Palmer is glorifying an election in which the names of the candidates are not even known: in which every third name on the various party lists must be a woman, and which is confusing in many other ways, as pointed out by Harris:
“There are many confusing elements to this campaign. One is that it’s not a vote for individual candidates, but slates of up to 275 candidates (that’s the number of seats there will be in this new, transitional parliament). Many of the slates have very similar names, and if they have platforms at all they are very general—such as security, basic services, etc. And very few of the names of the people running on a slate are public. So voters don’t know exactly who they are choosing to be in Parliament, even as they support a particular slate. The electoral commission has not yet released the names. Although I have understood this was for security reasons, I am told by an advisor to the electoral commission that this is largely because of logistics—they only managed to enter some of the names of people running. This advisor was uncertain whether the names of the actual people who would be sitting in Parliament will be available to voters, even at polling stations, by election day. Only one party I know has published the names of its candidates on campaign materials. Others do cite security—this was the reaction of the agriculture minister when asked what number she is on Allawi’s slate: She said No. 3, then giggled, and said she wasn’t sure she was supposed to say because of security.”
The exact meaning of this election, no matter how many turn out, is going to be dubious at best. Yet Palmer glorifies it — as it were — as the end-all and be-all of a realistic withdrawal strategy. What balderdash!

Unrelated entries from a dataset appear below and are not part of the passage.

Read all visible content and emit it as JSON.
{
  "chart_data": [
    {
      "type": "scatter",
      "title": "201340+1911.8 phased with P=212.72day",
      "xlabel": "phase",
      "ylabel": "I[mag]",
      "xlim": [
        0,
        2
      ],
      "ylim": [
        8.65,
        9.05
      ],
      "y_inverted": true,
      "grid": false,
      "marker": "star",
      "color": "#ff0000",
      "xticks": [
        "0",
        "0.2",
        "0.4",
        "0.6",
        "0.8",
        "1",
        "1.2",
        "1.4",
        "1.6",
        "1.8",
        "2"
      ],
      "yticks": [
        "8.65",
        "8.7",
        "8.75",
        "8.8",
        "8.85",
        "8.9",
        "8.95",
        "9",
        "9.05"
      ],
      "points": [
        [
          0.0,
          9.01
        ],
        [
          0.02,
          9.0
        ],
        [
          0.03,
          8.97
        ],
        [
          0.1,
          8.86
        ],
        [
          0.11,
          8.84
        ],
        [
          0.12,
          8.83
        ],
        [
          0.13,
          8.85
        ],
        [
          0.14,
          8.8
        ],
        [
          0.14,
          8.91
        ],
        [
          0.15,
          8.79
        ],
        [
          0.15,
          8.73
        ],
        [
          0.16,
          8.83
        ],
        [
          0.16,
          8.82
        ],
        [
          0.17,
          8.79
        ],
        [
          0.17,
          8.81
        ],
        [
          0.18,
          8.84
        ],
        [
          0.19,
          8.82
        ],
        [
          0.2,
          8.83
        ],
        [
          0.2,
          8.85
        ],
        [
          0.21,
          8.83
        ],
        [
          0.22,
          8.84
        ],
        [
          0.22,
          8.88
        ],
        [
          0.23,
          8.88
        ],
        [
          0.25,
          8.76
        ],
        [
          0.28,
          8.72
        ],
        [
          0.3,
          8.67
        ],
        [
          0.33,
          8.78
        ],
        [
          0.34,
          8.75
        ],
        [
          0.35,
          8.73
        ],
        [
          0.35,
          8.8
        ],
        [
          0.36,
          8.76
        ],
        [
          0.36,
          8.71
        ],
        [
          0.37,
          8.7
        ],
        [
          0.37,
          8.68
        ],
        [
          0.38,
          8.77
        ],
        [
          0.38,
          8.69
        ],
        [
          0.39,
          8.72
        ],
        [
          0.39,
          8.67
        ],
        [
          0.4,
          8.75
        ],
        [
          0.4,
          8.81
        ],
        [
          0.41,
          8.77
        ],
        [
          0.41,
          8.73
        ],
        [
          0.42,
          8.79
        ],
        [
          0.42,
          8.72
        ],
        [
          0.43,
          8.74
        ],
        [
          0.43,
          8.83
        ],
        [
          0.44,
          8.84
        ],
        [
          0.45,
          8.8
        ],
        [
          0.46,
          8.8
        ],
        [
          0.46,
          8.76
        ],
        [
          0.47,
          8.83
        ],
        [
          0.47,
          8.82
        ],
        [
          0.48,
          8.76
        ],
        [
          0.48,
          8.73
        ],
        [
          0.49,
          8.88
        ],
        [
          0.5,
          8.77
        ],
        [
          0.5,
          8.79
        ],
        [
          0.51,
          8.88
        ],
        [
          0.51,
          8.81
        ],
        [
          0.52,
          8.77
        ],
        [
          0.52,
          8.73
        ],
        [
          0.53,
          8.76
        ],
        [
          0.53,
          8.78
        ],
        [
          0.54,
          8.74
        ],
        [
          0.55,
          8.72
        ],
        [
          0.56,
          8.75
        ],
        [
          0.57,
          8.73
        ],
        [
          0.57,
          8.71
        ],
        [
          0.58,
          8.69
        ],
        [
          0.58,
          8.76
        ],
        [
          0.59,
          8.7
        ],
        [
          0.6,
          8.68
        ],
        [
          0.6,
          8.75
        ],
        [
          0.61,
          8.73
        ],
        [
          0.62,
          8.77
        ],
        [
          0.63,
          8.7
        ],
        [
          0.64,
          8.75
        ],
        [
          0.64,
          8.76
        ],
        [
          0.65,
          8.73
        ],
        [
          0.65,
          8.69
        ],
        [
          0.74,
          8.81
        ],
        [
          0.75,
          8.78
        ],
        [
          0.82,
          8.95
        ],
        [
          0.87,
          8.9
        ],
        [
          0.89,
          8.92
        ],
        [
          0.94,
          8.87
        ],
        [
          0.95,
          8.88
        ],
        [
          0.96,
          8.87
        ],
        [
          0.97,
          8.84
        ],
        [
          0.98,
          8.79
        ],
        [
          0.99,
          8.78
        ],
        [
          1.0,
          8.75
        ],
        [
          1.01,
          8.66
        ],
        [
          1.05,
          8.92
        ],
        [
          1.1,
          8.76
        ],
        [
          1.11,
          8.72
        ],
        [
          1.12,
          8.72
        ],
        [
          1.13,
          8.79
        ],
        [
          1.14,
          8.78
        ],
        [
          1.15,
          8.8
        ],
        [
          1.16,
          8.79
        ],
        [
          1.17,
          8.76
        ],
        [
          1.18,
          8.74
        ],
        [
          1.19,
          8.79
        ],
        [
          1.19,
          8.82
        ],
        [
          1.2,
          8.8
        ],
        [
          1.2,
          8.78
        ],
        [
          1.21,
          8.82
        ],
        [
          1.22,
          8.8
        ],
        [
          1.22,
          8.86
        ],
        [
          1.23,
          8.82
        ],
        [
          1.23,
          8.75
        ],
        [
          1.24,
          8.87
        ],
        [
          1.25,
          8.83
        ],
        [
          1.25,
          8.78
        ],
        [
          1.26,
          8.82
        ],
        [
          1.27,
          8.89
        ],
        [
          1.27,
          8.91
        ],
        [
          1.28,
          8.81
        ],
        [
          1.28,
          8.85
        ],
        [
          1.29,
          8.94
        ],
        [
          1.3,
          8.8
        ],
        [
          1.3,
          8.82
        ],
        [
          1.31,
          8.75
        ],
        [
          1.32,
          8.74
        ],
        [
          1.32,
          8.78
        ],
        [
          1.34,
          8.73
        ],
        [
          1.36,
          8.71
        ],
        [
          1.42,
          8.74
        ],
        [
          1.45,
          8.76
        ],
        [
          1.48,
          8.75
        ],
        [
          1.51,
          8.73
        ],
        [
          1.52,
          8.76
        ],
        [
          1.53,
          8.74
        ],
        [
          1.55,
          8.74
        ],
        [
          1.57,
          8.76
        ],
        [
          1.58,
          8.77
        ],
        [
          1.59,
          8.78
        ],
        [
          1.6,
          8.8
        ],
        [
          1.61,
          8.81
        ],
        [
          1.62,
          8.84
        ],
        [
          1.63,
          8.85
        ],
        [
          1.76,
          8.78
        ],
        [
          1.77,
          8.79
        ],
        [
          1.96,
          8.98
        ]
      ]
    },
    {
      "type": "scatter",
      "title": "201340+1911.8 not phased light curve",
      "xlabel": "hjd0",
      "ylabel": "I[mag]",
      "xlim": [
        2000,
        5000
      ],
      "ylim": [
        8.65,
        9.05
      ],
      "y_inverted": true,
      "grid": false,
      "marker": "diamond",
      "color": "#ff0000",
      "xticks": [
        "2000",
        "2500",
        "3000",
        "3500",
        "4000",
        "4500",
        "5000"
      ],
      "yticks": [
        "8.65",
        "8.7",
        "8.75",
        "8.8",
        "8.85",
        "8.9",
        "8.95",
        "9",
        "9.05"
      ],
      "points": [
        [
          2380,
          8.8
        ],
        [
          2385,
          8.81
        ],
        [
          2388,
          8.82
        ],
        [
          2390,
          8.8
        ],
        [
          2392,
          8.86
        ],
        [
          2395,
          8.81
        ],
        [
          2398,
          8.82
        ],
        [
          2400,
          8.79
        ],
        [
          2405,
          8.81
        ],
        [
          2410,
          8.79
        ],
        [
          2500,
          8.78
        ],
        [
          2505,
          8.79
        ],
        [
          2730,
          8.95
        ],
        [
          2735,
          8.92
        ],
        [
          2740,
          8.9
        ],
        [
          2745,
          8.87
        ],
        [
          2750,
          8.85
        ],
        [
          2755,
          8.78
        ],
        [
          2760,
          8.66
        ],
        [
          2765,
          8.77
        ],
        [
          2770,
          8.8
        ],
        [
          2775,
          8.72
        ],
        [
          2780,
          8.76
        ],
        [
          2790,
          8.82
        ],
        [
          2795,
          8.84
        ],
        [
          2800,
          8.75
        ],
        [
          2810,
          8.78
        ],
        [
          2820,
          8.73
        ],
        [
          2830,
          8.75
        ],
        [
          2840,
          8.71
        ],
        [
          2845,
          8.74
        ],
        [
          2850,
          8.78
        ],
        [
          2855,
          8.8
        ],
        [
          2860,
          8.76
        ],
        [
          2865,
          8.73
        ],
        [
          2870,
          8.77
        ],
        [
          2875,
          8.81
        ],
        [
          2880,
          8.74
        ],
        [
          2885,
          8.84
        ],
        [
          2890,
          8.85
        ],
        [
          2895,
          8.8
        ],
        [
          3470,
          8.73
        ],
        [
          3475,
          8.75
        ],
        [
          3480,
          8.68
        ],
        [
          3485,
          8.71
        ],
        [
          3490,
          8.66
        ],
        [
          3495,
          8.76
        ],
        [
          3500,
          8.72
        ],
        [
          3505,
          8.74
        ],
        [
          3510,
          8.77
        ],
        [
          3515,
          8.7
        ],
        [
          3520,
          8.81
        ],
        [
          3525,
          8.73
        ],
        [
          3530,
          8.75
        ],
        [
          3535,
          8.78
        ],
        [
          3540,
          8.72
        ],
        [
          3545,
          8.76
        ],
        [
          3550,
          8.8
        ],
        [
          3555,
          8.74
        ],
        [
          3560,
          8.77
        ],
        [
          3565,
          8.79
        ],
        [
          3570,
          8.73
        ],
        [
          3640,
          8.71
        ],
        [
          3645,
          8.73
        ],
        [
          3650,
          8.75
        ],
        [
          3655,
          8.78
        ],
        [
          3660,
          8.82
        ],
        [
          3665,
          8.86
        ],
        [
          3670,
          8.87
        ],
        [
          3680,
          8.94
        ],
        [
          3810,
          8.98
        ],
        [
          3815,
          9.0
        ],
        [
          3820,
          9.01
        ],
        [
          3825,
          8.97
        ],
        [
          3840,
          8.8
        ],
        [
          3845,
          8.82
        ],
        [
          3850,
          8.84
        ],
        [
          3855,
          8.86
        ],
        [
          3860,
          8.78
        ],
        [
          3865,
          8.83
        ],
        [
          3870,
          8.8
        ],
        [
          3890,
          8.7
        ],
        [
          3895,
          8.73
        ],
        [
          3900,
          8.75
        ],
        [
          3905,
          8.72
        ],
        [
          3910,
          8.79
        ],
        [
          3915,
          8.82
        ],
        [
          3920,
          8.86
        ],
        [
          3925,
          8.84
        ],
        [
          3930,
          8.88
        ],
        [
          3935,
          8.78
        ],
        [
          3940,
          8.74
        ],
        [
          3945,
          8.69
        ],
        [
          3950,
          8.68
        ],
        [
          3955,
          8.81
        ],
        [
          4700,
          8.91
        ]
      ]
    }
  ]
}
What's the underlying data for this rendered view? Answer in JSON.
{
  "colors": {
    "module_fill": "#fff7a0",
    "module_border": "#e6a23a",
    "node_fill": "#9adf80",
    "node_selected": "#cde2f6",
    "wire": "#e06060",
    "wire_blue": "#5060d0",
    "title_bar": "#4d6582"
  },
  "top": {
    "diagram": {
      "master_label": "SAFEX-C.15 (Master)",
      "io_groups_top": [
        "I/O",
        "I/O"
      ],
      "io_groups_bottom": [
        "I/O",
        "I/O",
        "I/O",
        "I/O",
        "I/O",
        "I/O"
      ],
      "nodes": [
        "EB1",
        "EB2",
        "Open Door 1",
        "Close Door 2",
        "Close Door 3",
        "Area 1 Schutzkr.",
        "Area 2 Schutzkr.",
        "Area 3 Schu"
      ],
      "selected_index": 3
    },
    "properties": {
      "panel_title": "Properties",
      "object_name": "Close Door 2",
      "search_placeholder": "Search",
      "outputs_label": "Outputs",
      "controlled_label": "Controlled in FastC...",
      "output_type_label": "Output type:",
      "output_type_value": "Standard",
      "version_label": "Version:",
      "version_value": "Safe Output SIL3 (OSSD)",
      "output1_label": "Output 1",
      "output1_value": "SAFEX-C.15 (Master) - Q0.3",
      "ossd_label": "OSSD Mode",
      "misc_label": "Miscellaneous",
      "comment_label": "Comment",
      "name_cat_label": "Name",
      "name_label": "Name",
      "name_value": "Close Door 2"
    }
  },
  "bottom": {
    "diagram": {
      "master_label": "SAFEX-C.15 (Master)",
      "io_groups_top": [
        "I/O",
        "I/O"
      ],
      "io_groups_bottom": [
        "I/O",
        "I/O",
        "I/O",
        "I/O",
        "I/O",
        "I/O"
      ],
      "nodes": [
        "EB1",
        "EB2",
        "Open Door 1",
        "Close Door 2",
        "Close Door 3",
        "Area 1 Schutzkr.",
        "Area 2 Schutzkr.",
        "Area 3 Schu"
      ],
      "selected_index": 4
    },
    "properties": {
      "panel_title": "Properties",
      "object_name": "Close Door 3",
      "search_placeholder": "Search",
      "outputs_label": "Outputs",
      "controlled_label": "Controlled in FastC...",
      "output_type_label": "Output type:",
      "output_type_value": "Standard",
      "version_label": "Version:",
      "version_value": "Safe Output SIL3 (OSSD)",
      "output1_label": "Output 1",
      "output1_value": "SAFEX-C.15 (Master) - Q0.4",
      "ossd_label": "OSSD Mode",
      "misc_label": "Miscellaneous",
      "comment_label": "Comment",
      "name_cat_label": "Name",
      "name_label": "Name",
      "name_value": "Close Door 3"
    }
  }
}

The last time I looked, Zbigniew Brzezinski, Brent Scowcroft, and Christopher Layne had yet to join the Spartacist League. Antiwar.com has been calling for an immediate withdrawal from Iraq since Day One, but we are glad to see that many others, including some respected mandarins of the Washington establishment, are now following suit. That Palmer is being left in the dust with his namby-pamby “realistic” scenario is yet more proof that his opportunistic instincts are way off the mark.